Ia juga menyinggung peran Satuan Pelayanan Pemenuhan Gizi (SPPG) sebagai pengelola Program MBG. Kehadiran SPPG diharapkan dapat mengurangi ketimpangan akses pemenuhan gizi sekaligus memperkuat intervensi pemerintah agar lebih tepat sasaran.
Di sisi lain, Cellica menekankan pentingnya peran kader posyandu, terutama di wilayah terdepan, tertinggal, dan terluar (3T) serta kawasan Indonesia timur yang masih menghadapi keterbatasan infrastruktur dan akses menuju layanan pemenuhan gizi.
“Belum lagi tentunya akses infrastruktur di daerah-daerah terdepan, tertinggal, dan terluar (3T) dan timur, apalagi jauh dari SPPG, bagaimana PMT oleh kader posyandu itu bisa mendekatkan akses,” ujarnya.
Lebih lanjut, ia menyampaikan bahwa keberhasilan pencegahan stunting tidak hanya bergantung pada program di sekolah, tetapi juga ditentukan oleh peran keluarga. Kolaborasi orang tua dan kader posyandu dinilai penting untuk memastikan pemantauan tumbuh kembang anak dilakukan secara rutin, khususnya selama periode 1.000 Hari Pertama Kehidupan (HPK) yang disebut sebagai fase paling menentukan bagi kualitas kesehatan anak.
“Stunting kan banyak faktornya, ekonomi, pola asuh, literasi gizi, akses pemenuhan gizi mereka terbatas. Tugas seorang ibu bisa melihat apakah tumbuh kembang anak sesuai dengan usianya, kita di posyandu kan ditimbang setiap sebulan sekali. Untuk orang tua, khususnya kaum ibu yang memiliki perhatian, bahwa anak-anak mereka harus tumbuh dan sehat, maka harus aware itu,” tutur Cellica.

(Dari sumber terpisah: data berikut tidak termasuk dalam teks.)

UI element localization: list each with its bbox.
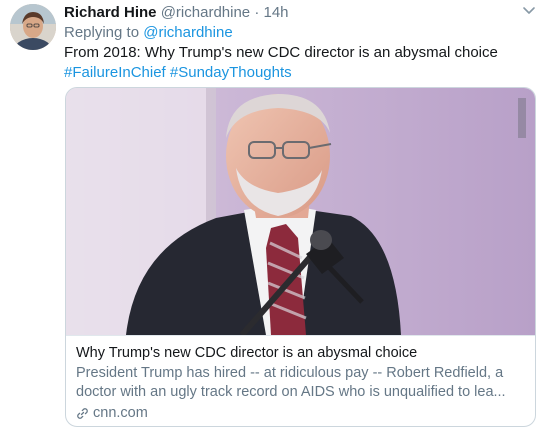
display-name[interactable]: Richard Hine — [64, 4, 157, 21]
reply-context: Replying to @richardhine — [64, 23, 233, 43]
card-title[interactable]: Why Trump's new CDC director is an abysm… — [76, 344, 527, 363]
timestamp[interactable]: 14h — [263, 4, 288, 21]
link-icon — [77, 408, 88, 419]
hashtag-links[interactable]: #FailureInChief #SundayThoughts — [64, 63, 534, 83]
separator-dot: · — [254, 4, 260, 21]
card-body[interactable]: Why Trump's new CDC director is an abysm… — [66, 335, 535, 426]
card-description: President Trump has hired -- at ridiculo… — [76, 365, 506, 400]
card-photo — [66, 88, 535, 335]
reply-prefix: Replying to — [64, 24, 140, 41]
card-image[interactable] — [66, 88, 535, 335]
tweet-text: From 2018: Why Trump's new CDC director … — [64, 43, 534, 83]
reply-mention-link[interactable]: @richardhine — [143, 24, 232, 41]
tweet[interactable]: Richard Hine @richardhine · 14h Replying… — [0, 0, 550, 439]
link-card[interactable]: Why Trump's new CDC director is an abysm… — [65, 87, 536, 427]
avatar-image — [10, 4, 56, 50]
tweet-body: From 2018: Why Trump's new CDC director … — [64, 44, 498, 61]
chevron-down-icon[interactable] — [522, 6, 536, 16]
card-domain-row[interactable]: cnn.com — [76, 404, 527, 423]
user-handle[interactable]: @richardhine — [161, 4, 250, 21]
user-avatar[interactable] — [10, 4, 56, 50]
tweet-header: Richard Hine @richardhine · 14h — [64, 3, 289, 23]
card-domain: cnn.com — [93, 405, 148, 421]
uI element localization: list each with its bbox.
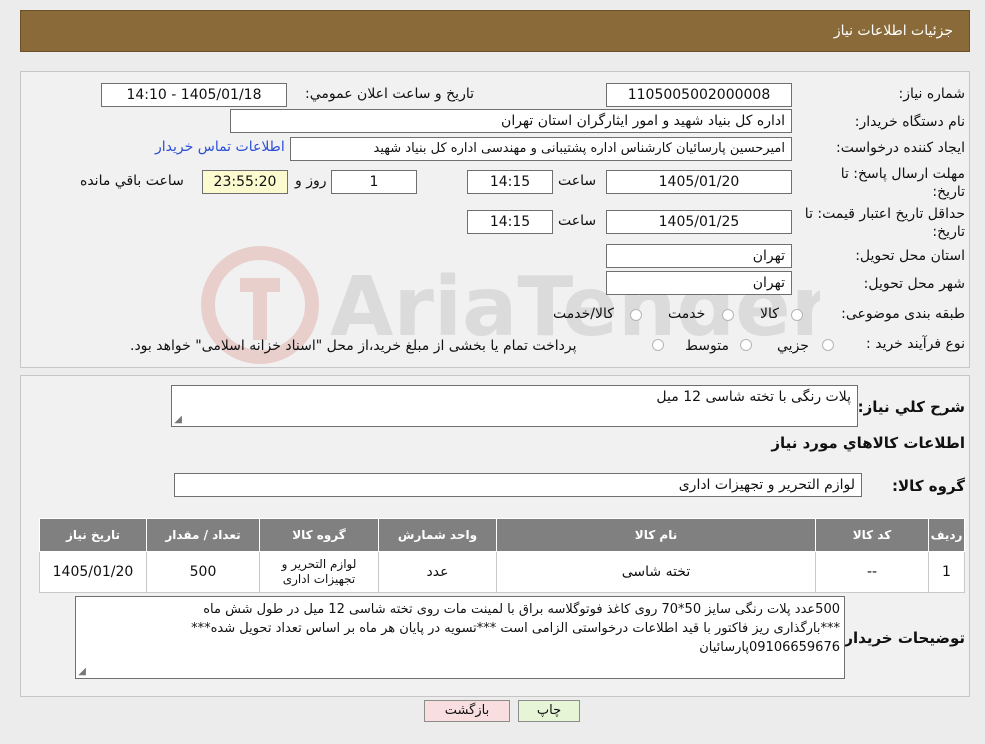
- summary-label: شرح کلي نياز:: [857, 398, 965, 416]
- summary-text: پلات رنگی با تخته شاسی 12 میل: [656, 389, 851, 405]
- category-service-label: خدمت: [668, 306, 706, 322]
- cell-code: --: [815, 551, 929, 593]
- treasury-note: پرداخت تمام یا بخشی از مبلغ خرید،از محل …: [130, 338, 577, 354]
- page-header: جزئیات اطلاعات نیاز: [20, 10, 970, 52]
- deadline-label-line1: مهلت ارسال پاسخ: تا: [840, 166, 965, 182]
- summary-textarea[interactable]: پلات رنگی با تخته شاسی 12 میل ◢: [171, 385, 858, 427]
- deadline-label-line2: تاریخ:: [932, 184, 965, 200]
- purchase-minor-label: جزیي: [777, 338, 809, 354]
- announce-datetime-field: 1405/01/18 - 14:10: [101, 83, 287, 107]
- cell-name: تخته شاسی: [496, 551, 816, 593]
- requester-label: ایجاد کننده درخواست:: [836, 140, 965, 156]
- need-number-field: 1105005002000008: [606, 83, 792, 107]
- col-row-header: ردیف: [928, 518, 965, 552]
- resize-handle-icon[interactable]: ◢: [78, 667, 86, 677]
- province-label: استان محل تحویل:: [855, 248, 965, 264]
- buyer-notes-label: توضیحات خریدار:: [838, 629, 965, 647]
- day-and-label: روز و: [295, 173, 327, 189]
- category-goods-service-label: کالا/خدمت: [553, 306, 614, 322]
- remaining-label: ساعت باقي مانده: [80, 173, 184, 189]
- validity-date-field: 1405/01/25: [606, 210, 792, 234]
- remaining-days-field: 1: [331, 170, 417, 194]
- remaining-time-field: 23:55:20: [202, 170, 288, 194]
- purchase-medium-label: متوسط: [685, 338, 729, 354]
- category-goods-service-radio[interactable]: [630, 309, 642, 321]
- buyer-org-label: نام دستگاه خريدار:: [854, 114, 965, 130]
- cell-unit: عدد: [378, 551, 497, 593]
- purchase-minor-radio[interactable]: [822, 339, 834, 351]
- col-qty-header: تعداد / مقدار: [146, 518, 260, 552]
- deadline-date-field: 1405/01/20: [606, 170, 792, 194]
- buyer-contact-link[interactable]: اطلاعات تماس خریدار: [155, 139, 285, 155]
- validity-label-line1: حداقل تاريخ اعتبار قيمت: تا: [804, 206, 965, 222]
- need-number-label: شماره نیاز:: [898, 86, 966, 102]
- treasury-bonds-radio[interactable]: [652, 339, 664, 351]
- category-goods-label: کالا: [760, 306, 779, 322]
- goods-info-heading: اطلاعات کالاهاي مورد نياز: [771, 434, 965, 452]
- col-unit-header: واحد شمارش: [378, 518, 497, 552]
- city-label: شهر محل تحویل:: [863, 276, 965, 292]
- cell-date: 1405/01/20: [39, 551, 147, 593]
- col-name-header: نام کالا: [496, 518, 816, 552]
- city-field: تهران: [606, 271, 792, 295]
- goods-group-label: گروه کالا:: [892, 477, 965, 495]
- requester-field: امیرحسین پارسائیان کارشناس اداره پشتیبان…: [290, 137, 792, 161]
- announce-datetime-label: تاریخ و ساعت اعلان عمومي:: [305, 86, 474, 102]
- cell-group: لوازم التحریر و تجهیزات اداری: [259, 551, 379, 593]
- deadline-time-field: 14:15: [467, 170, 553, 194]
- buyer-notes-line1: 500عدد پلات رنگی سایز 50*70 روی کاغذ فوت…: [203, 602, 840, 617]
- cell-qty: 500: [146, 551, 260, 593]
- col-group-header: گروه کالا: [259, 518, 379, 552]
- buyer-org-field: اداره کل بنیاد شهید و امور ایثارگران است…: [230, 109, 792, 133]
- col-date-header: تاریخ نیاز: [39, 518, 147, 552]
- validity-label-line2: تاريخ:: [932, 224, 965, 240]
- items-table: ردیف کد کالا نام کالا واحد شمارش گروه کا…: [39, 518, 965, 593]
- page-title: جزئیات اطلاعات نیاز: [833, 23, 953, 39]
- table-header-row: ردیف کد کالا نام کالا واحد شمارش گروه کا…: [39, 518, 965, 552]
- category-label: طبقه بندی موضوعی:: [841, 306, 965, 322]
- deadline-hour-label: ساعت: [558, 173, 597, 189]
- purchase-medium-radio[interactable]: [740, 339, 752, 351]
- buyer-notes-line3: 09106659676پارسائیان: [699, 640, 840, 655]
- cell-row: 1: [928, 551, 965, 593]
- resize-handle-icon[interactable]: ◢: [174, 415, 182, 425]
- category-goods-radio[interactable]: [791, 309, 803, 321]
- category-service-radio[interactable]: [722, 309, 734, 321]
- print-button[interactable]: چاپ: [518, 700, 580, 722]
- province-field: تهران: [606, 244, 792, 268]
- buyer-notes-textarea[interactable]: 500عدد پلات رنگی سایز 50*70 روی کاغذ فوت…: [75, 596, 845, 679]
- validity-hour-label: ساعت: [558, 213, 597, 229]
- validity-time-field: 14:15: [467, 210, 553, 234]
- purchase-type-label: نوع فرآیند خرید :: [866, 336, 965, 352]
- table-row: 1 -- تخته شاسی عدد لوازم التحریر و تجهیز…: [39, 551, 965, 593]
- goods-group-field: لوازم التحریر و تجهیزات اداری: [174, 473, 862, 497]
- buyer-notes-line2: ***بارگذاری ریز فاکتور با قید اطلاعات در…: [191, 621, 840, 636]
- col-code-header: کد کالا: [815, 518, 929, 552]
- back-button[interactable]: بازگشت: [424, 700, 510, 722]
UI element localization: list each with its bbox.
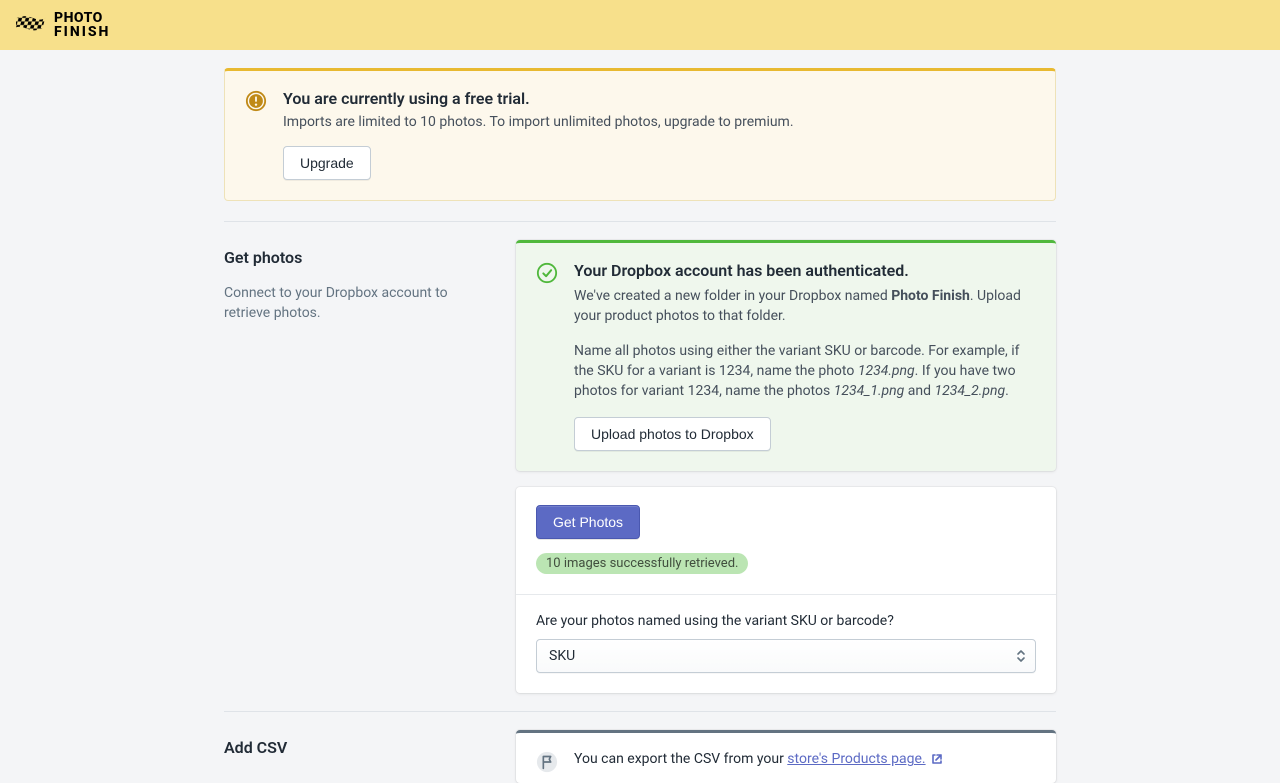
- naming-scheme-select[interactable]: SKU: [536, 639, 1036, 673]
- warning-icon: [245, 90, 267, 112]
- get-photos-heading: Get photos: [224, 248, 496, 267]
- products-page-link[interactable]: store's Products page.: [787, 751, 925, 767]
- upload-to-dropbox-button[interactable]: Upload photos to Dropbox: [574, 417, 771, 451]
- csv-info-banner: You can export the CSV from your store's…: [516, 730, 1056, 783]
- flag-info-icon: [536, 751, 558, 773]
- naming-question-label: Are your photos named using the variant …: [536, 613, 1036, 629]
- external-link-icon: [931, 753, 943, 765]
- dropbox-auth-banner: Your Dropbox account has been authentica…: [516, 240, 1056, 471]
- get-photos-description: Connect to your Dropbox account to retri…: [224, 283, 496, 324]
- retrieval-status-badge: 10 images successfully retrieved.: [536, 553, 748, 574]
- trial-banner-body: Imports are limited to 10 photos. To imp…: [283, 114, 794, 130]
- brand-logo[interactable]: PHOTO FINISH: [16, 11, 110, 39]
- get-photos-section: Get photos Connect to your Dropbox accou…: [224, 222, 1056, 693]
- dropbox-banner-title: Your Dropbox account has been authentica…: [574, 261, 1036, 280]
- csv-info-text: You can export the CSV from your store's…: [574, 751, 943, 773]
- success-check-icon: [536, 262, 558, 284]
- trial-banner-title: You are currently using a free trial.: [283, 89, 794, 108]
- dropbox-banner-p2: Name all photos using either the variant…: [574, 341, 1036, 402]
- add-csv-section: Add CSV You can export the CSV from your…: [224, 712, 1056, 783]
- add-csv-heading: Add CSV: [224, 738, 496, 757]
- flag-icon: [16, 14, 48, 36]
- brand-text: PHOTO FINISH: [54, 11, 110, 39]
- page-content: You are currently using a free trial. Im…: [224, 50, 1056, 783]
- topbar: PHOTO FINISH: [0, 0, 1280, 50]
- dropbox-banner-p1: We've created a new folder in your Dropb…: [574, 286, 1036, 327]
- get-photos-button[interactable]: Get Photos: [536, 505, 640, 539]
- get-photos-card: Get Photos 10 images successfully retrie…: [516, 487, 1056, 693]
- upgrade-button[interactable]: Upgrade: [283, 146, 371, 180]
- trial-banner: You are currently using a free trial. Im…: [224, 68, 1056, 201]
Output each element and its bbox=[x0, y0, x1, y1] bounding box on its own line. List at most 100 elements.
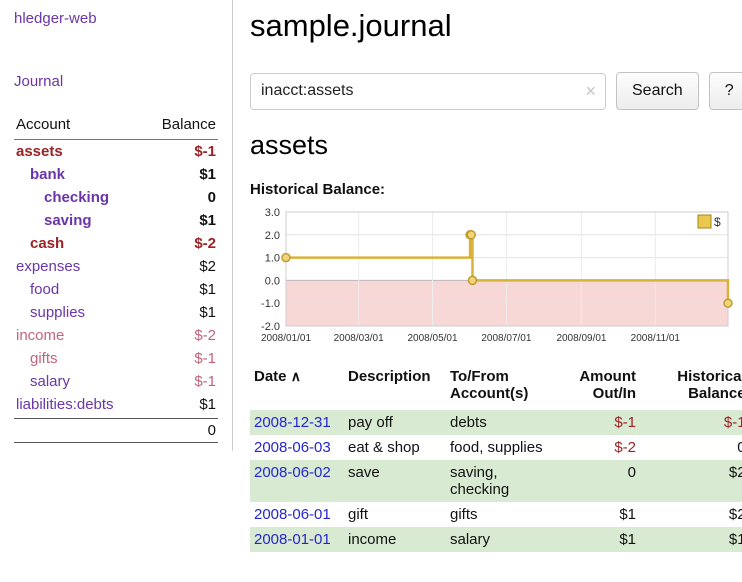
journal-row: Journal bbox=[14, 73, 218, 90]
transaction-date-cell: 2008-06-03 bbox=[250, 435, 344, 460]
search-bar: × Search ? bbox=[250, 72, 742, 110]
transaction-description: pay off bbox=[344, 410, 446, 435]
transaction-date-cell: 2008-06-01 bbox=[250, 502, 344, 527]
help-button[interactable]: ? bbox=[709, 72, 742, 110]
svg-text:0.0: 0.0 bbox=[265, 275, 280, 287]
register-col-amount: Amount Out/In bbox=[558, 366, 640, 410]
date-col-label: Date bbox=[254, 368, 287, 385]
account-link[interactable]: bank bbox=[16, 166, 65, 183]
account-balance: $-1 bbox=[194, 143, 216, 160]
transaction-date-link[interactable]: 2008-06-02 bbox=[254, 464, 331, 481]
account-link[interactable]: liabilities:debts bbox=[16, 396, 114, 413]
account-row: liabilities:debts $1 bbox=[14, 393, 218, 416]
transaction-date-cell: 2008-06-02 bbox=[250, 460, 344, 502]
svg-text:2008/11/01: 2008/11/01 bbox=[631, 333, 681, 344]
transaction-amount: $1 bbox=[558, 502, 640, 527]
transaction-description: eat & shop bbox=[344, 435, 446, 460]
register-row: 2008-12-31pay offdebts$-1$-1 bbox=[250, 410, 742, 435]
transaction-date-link[interactable]: 2008-12-31 bbox=[254, 414, 331, 431]
register-col-balance: Historical Balance bbox=[640, 366, 742, 410]
transaction-amount: $-1 bbox=[558, 410, 640, 435]
accounts-table: Account Balance assets$-1bank$1checking0… bbox=[14, 114, 218, 443]
svg-text:2008/09/01: 2008/09/01 bbox=[556, 333, 606, 344]
transaction-balance: $2 bbox=[640, 502, 742, 527]
account-row: bank$1 bbox=[14, 163, 218, 186]
main-content: sample.journal × Search ? assets Histori… bbox=[233, 0, 742, 552]
account-row: expenses $2 bbox=[14, 255, 218, 278]
accounts-table-header: Account Balance bbox=[14, 114, 218, 140]
account-balance: 0 bbox=[208, 189, 216, 206]
transaction-description: gift bbox=[344, 502, 446, 527]
chart-title: Historical Balance: bbox=[250, 181, 742, 198]
account-balance: $1 bbox=[199, 212, 216, 229]
register-row: 2008-06-03 eat & shopfood, supplies$-20 bbox=[250, 435, 742, 460]
transaction-description: save bbox=[344, 460, 446, 502]
register-header-row: Date ∧ Description To/From Account(s) Am… bbox=[250, 366, 742, 410]
account-row: gifts$-1 bbox=[14, 347, 218, 370]
transaction-accounts: food, supplies bbox=[446, 435, 558, 460]
svg-text:2.0: 2.0 bbox=[265, 230, 280, 242]
account-balance: $1 bbox=[199, 304, 216, 321]
clear-search-icon[interactable]: × bbox=[585, 80, 596, 102]
app-title-link[interactable]: hledger-web bbox=[14, 10, 97, 27]
svg-text:2008/01/01: 2008/01/01 bbox=[261, 333, 311, 344]
account-link[interactable]: gifts bbox=[16, 350, 58, 367]
historical-balance-chart: 3.02.01.00.0-1.0-2.02008/01/012008/03/01… bbox=[250, 202, 734, 354]
account-row: checking 0 bbox=[14, 186, 218, 209]
account-balance: $-1 bbox=[194, 373, 216, 390]
svg-text:-1.0: -1.0 bbox=[261, 298, 280, 310]
account-link[interactable]: expenses bbox=[16, 258, 80, 275]
transaction-balance: 0 bbox=[640, 435, 742, 460]
account-link[interactable]: checking bbox=[16, 189, 109, 206]
transaction-accounts: saving, checking bbox=[446, 460, 558, 502]
account-balance: $-2 bbox=[194, 327, 216, 344]
search-input[interactable] bbox=[250, 73, 606, 110]
accounts-col-account: Account bbox=[16, 116, 70, 133]
accounts-total-row: 0 bbox=[14, 418, 218, 443]
account-balance: $2 bbox=[199, 258, 216, 275]
account-row: food$1 bbox=[14, 278, 218, 301]
transaction-accounts: gifts bbox=[446, 502, 558, 527]
account-row: cash$-2 bbox=[14, 232, 218, 255]
search-button[interactable]: Search bbox=[616, 72, 699, 110]
register-table: Date ∧ Description To/From Account(s) Am… bbox=[250, 366, 742, 552]
account-row: income $-2 bbox=[14, 324, 218, 347]
account-link[interactable]: supplies bbox=[16, 304, 85, 321]
account-link[interactable]: salary bbox=[16, 373, 70, 390]
chart-container: 3.02.01.00.0-1.0-2.02008/01/012008/03/01… bbox=[250, 202, 742, 358]
search-box: × bbox=[250, 73, 606, 110]
hledger-web-app: hledger-web Journal Account Balance asse… bbox=[0, 0, 742, 582]
transaction-date-link[interactable]: 2008-01-01 bbox=[254, 531, 331, 548]
accounts-total-value: 0 bbox=[208, 422, 216, 439]
transaction-date-cell: 2008-01-01 bbox=[250, 527, 344, 552]
register-row: 2008-01-01incomesalary$1$1 bbox=[250, 527, 742, 552]
account-link[interactable]: saving bbox=[16, 212, 92, 229]
account-link[interactable]: cash bbox=[16, 235, 64, 252]
accounts-list: assets$-1bank$1checking0saving$1cash$-2e… bbox=[14, 140, 218, 416]
transaction-accounts: debts bbox=[446, 410, 558, 435]
sort-ascending-icon: ∧ bbox=[291, 368, 301, 384]
register-row: 2008-06-02savesaving, checking0$2 bbox=[250, 460, 742, 502]
svg-text:3.0: 3.0 bbox=[265, 207, 280, 219]
account-balance: $1 bbox=[199, 396, 216, 413]
register-col-date[interactable]: Date ∧ bbox=[250, 366, 344, 410]
register-col-accounts: To/From Account(s) bbox=[446, 366, 558, 410]
transaction-balance: $-1 bbox=[640, 410, 742, 435]
svg-text:$: $ bbox=[714, 215, 721, 229]
transaction-amount: $-2 bbox=[558, 435, 640, 460]
transaction-date-link[interactable]: 2008-06-01 bbox=[254, 506, 331, 523]
account-link[interactable]: assets bbox=[16, 143, 63, 160]
transaction-date-link[interactable]: 2008-06-03 bbox=[254, 439, 331, 456]
transaction-balance: $1 bbox=[640, 527, 742, 552]
account-link[interactable]: income bbox=[16, 327, 64, 344]
svg-text:-2.0: -2.0 bbox=[261, 321, 280, 333]
account-link[interactable]: food bbox=[16, 281, 59, 298]
svg-text:2008/03/01: 2008/03/01 bbox=[334, 333, 384, 344]
transaction-balance: $2 bbox=[640, 460, 742, 502]
transaction-amount: $1 bbox=[558, 527, 640, 552]
account-row: assets $-1 bbox=[14, 140, 218, 163]
register-col-description: Description bbox=[344, 366, 446, 410]
register-row: 2008-06-01 giftgifts$1$2 bbox=[250, 502, 742, 527]
journal-link[interactable]: Journal bbox=[14, 73, 63, 90]
svg-text:2008/05/01: 2008/05/01 bbox=[407, 333, 457, 344]
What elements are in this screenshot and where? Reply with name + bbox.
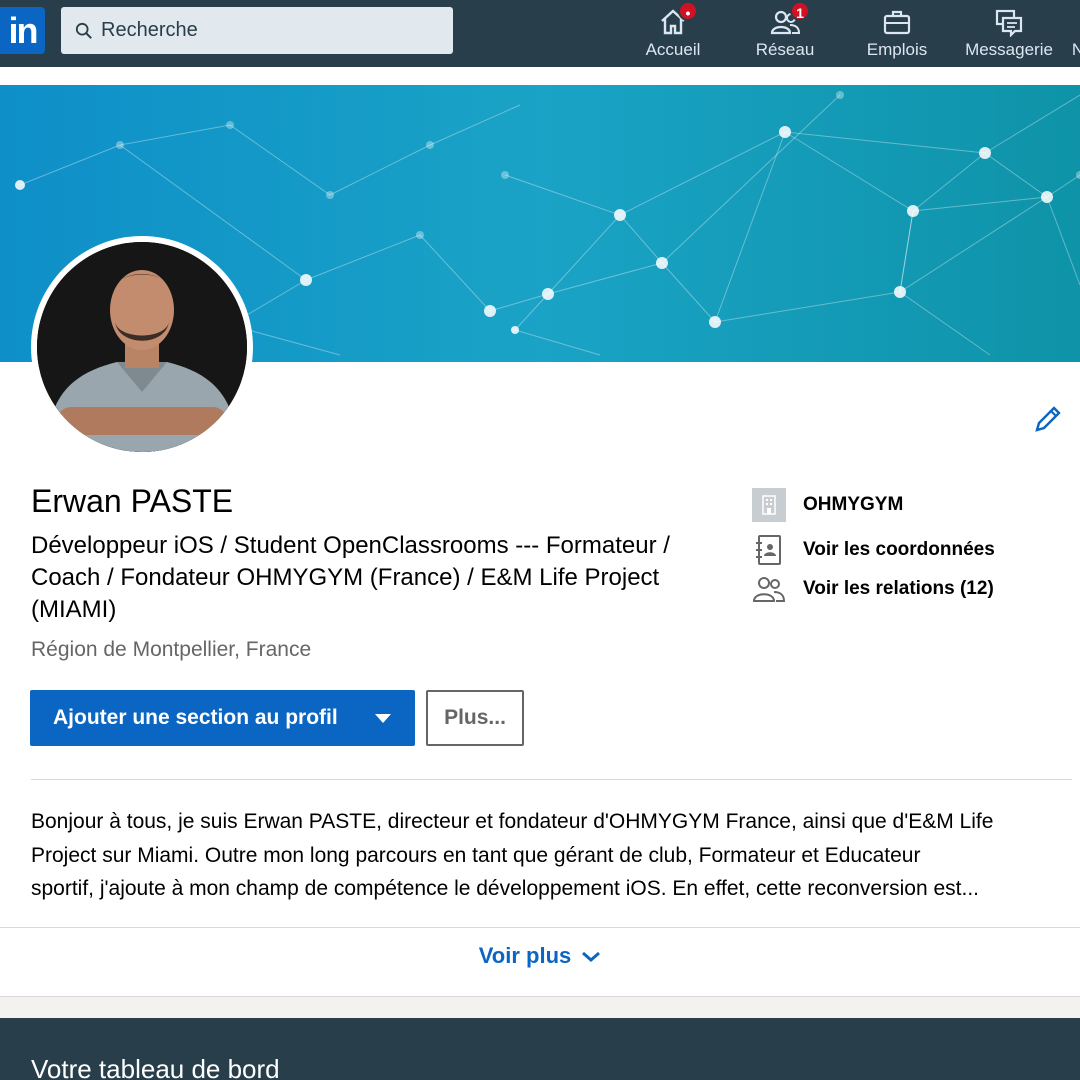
connections-link[interactable]: Voir les relations (12) <box>752 572 994 606</box>
nav-spacer <box>0 67 1080 85</box>
nav-item-messaging[interactable]: Messagerie <box>962 0 1056 67</box>
nav-item-notifications[interactable]: N <box>1068 0 1080 67</box>
nav-item-jobs[interactable]: Emplois <box>862 0 932 67</box>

Cellica menyatakan optimistis bahwa peningkatan literasi gizi dan pola asuh di tingkat keluarga akan memperkuat efektivitas Program MBG dalam menurunkan angka stunting. Menurutnya, kepedulian orang tua—khususnya ibu—terhadap pemenuhan gizi dan pemantauan tumbuh kembang anak menjadi fondasi untuk menciptakan generasi yang lebih sehat dan berkualitas.